TNTV : La Ve République est en crise avec quatre chefs de gouvernements différents en un an, sans majorité à l’Assemblée nationale. Pensez-vous que nous nous dirigeons vers une dissolution et que, éventuellement, les électeurs retourneront vers les urnes ?
Mereana Reid-Arbelot, députée de la 3e circonscription de la Polynésie française : « Seul l’avenir nous le dira. La dissolution qui s’est passée l’année dernière, était pressentie, mais on ne s’y attendait pas à ce moment-là (…) Cette instabilité est très difficile à gérer pour les parlementaires, notamment polynésiens, je dirais.
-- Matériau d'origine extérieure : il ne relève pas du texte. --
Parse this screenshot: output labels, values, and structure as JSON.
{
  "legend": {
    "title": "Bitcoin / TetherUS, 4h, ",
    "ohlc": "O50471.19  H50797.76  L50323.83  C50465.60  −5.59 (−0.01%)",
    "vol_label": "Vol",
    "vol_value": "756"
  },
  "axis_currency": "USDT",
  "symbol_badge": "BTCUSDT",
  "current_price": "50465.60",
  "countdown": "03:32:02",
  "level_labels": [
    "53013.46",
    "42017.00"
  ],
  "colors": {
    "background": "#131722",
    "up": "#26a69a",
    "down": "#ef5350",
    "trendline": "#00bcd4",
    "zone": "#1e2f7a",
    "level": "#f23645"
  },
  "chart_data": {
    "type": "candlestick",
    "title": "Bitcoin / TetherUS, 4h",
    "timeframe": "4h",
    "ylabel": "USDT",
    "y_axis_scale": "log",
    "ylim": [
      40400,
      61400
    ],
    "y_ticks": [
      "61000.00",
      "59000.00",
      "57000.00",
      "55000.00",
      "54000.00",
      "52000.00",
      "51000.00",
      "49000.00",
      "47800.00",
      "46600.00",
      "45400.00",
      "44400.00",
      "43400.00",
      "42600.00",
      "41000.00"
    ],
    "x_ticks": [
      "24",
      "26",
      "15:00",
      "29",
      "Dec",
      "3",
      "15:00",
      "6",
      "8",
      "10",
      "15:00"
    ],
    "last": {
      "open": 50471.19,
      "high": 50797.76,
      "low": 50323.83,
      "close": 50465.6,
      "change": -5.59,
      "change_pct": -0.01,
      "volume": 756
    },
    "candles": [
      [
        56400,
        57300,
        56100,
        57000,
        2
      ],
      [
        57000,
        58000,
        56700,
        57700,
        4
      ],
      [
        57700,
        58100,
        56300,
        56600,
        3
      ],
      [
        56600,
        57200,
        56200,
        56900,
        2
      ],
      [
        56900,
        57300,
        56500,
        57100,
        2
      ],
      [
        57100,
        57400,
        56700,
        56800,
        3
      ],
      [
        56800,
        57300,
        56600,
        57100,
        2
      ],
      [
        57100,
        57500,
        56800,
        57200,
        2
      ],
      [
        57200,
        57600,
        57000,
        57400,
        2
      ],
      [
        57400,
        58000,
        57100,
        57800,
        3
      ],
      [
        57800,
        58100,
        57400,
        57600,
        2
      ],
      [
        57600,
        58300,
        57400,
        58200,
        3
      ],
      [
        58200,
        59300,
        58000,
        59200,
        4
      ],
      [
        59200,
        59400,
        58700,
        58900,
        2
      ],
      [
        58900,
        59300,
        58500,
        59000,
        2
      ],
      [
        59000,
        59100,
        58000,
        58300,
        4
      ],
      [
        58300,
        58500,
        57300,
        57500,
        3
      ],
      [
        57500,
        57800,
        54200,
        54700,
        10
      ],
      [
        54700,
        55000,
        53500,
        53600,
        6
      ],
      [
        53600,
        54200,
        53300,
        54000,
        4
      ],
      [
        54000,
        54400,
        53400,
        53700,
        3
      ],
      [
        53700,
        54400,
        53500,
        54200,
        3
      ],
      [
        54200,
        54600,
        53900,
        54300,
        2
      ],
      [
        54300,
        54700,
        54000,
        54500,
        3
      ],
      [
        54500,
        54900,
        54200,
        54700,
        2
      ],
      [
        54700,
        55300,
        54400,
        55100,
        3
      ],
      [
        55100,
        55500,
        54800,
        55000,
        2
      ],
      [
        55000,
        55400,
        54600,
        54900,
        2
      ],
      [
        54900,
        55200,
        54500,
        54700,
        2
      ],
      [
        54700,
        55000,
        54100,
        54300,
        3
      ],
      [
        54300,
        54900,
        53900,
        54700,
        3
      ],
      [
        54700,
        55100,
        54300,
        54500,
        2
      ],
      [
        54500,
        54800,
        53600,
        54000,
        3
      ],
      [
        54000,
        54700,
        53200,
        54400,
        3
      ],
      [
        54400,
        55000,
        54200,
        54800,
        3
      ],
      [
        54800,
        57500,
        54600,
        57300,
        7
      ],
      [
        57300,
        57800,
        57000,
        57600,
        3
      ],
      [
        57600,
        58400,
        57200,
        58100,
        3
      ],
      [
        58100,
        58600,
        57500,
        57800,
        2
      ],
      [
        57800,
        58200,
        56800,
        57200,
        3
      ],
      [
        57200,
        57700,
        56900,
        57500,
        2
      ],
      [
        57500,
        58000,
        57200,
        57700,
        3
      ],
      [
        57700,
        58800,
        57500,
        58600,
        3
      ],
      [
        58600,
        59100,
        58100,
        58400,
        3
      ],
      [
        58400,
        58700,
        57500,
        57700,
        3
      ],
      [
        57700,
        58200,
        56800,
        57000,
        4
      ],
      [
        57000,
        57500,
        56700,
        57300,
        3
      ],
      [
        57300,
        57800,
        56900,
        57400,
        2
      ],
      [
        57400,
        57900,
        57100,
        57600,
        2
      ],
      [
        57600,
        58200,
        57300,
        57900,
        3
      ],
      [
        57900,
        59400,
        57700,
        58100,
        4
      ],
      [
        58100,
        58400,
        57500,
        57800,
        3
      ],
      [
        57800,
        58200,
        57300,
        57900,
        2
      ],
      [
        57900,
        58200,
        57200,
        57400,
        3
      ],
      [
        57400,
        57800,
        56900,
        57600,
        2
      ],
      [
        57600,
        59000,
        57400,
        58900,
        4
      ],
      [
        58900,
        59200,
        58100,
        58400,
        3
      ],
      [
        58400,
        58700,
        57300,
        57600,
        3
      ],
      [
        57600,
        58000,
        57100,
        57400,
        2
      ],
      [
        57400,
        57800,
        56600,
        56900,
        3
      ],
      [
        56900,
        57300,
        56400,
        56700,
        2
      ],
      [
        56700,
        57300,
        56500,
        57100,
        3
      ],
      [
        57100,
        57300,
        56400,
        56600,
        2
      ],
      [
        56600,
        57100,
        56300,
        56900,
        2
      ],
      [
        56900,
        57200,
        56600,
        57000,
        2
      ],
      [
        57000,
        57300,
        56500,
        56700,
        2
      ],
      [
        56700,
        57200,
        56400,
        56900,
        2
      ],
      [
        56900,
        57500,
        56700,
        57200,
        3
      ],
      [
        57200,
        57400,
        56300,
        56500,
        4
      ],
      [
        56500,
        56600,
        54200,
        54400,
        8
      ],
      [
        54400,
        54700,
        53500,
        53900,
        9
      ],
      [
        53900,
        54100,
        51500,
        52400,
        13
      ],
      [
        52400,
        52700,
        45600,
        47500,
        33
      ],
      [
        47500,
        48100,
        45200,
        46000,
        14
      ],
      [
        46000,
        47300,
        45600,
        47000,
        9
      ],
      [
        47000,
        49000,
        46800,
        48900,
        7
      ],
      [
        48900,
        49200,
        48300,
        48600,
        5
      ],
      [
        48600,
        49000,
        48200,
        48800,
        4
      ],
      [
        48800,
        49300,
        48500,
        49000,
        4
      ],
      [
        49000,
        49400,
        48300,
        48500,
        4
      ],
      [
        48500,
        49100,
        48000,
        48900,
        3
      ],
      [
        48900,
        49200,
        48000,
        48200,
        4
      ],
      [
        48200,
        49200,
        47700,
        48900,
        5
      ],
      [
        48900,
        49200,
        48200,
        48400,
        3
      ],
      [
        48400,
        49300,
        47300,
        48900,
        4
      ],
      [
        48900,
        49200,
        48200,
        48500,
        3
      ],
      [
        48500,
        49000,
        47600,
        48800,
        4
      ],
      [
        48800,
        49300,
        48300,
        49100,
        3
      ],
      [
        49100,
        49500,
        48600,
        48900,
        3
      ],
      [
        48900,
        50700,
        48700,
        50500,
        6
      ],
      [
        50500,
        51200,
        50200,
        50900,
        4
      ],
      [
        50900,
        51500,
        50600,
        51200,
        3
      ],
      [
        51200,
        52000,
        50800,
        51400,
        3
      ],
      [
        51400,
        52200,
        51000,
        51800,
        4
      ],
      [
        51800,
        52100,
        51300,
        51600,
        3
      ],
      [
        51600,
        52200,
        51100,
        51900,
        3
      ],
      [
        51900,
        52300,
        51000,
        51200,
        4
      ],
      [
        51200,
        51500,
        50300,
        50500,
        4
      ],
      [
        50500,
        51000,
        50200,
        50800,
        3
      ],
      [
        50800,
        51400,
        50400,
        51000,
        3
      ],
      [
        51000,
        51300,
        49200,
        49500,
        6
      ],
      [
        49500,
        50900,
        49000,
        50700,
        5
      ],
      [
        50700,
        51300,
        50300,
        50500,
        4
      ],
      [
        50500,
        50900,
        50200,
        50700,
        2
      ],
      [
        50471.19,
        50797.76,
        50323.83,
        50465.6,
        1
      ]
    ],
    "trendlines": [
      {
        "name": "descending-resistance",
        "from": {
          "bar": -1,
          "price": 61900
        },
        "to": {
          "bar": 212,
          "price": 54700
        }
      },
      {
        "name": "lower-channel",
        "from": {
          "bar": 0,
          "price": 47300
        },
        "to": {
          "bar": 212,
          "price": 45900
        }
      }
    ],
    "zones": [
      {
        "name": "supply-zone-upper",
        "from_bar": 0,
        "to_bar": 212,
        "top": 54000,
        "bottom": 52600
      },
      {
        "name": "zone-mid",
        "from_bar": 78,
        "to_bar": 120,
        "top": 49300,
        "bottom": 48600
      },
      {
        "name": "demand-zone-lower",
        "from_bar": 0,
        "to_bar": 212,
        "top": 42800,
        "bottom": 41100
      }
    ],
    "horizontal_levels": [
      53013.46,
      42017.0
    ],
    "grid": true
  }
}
Mais nous continuons le travail, à retransmettre aux nouveaux intervenants les dossiers que nous portons » .
TNTV : Quel bilan tirez-vous des travaux qui ont été portés pour l’année 2024 ?
M.R-A : « Dans la nouvelle mandature, j’ai repris mes travaux qui avaient été interrompus, notamment la commission d’enquête sur le nucléaire recréée le 17 décembre. Également un travail sur la retraite des fonctionnaires d’État de Polynésie et du Pacifique, en général. Le gros travail effectué, c’était sur le projet de loi de finances qui avait débuté en octobre, mais avec cette incertitude du gouvernement qui nous a été proposé un peu tard. Nous avons travaillé majoritairement sur le PLF » .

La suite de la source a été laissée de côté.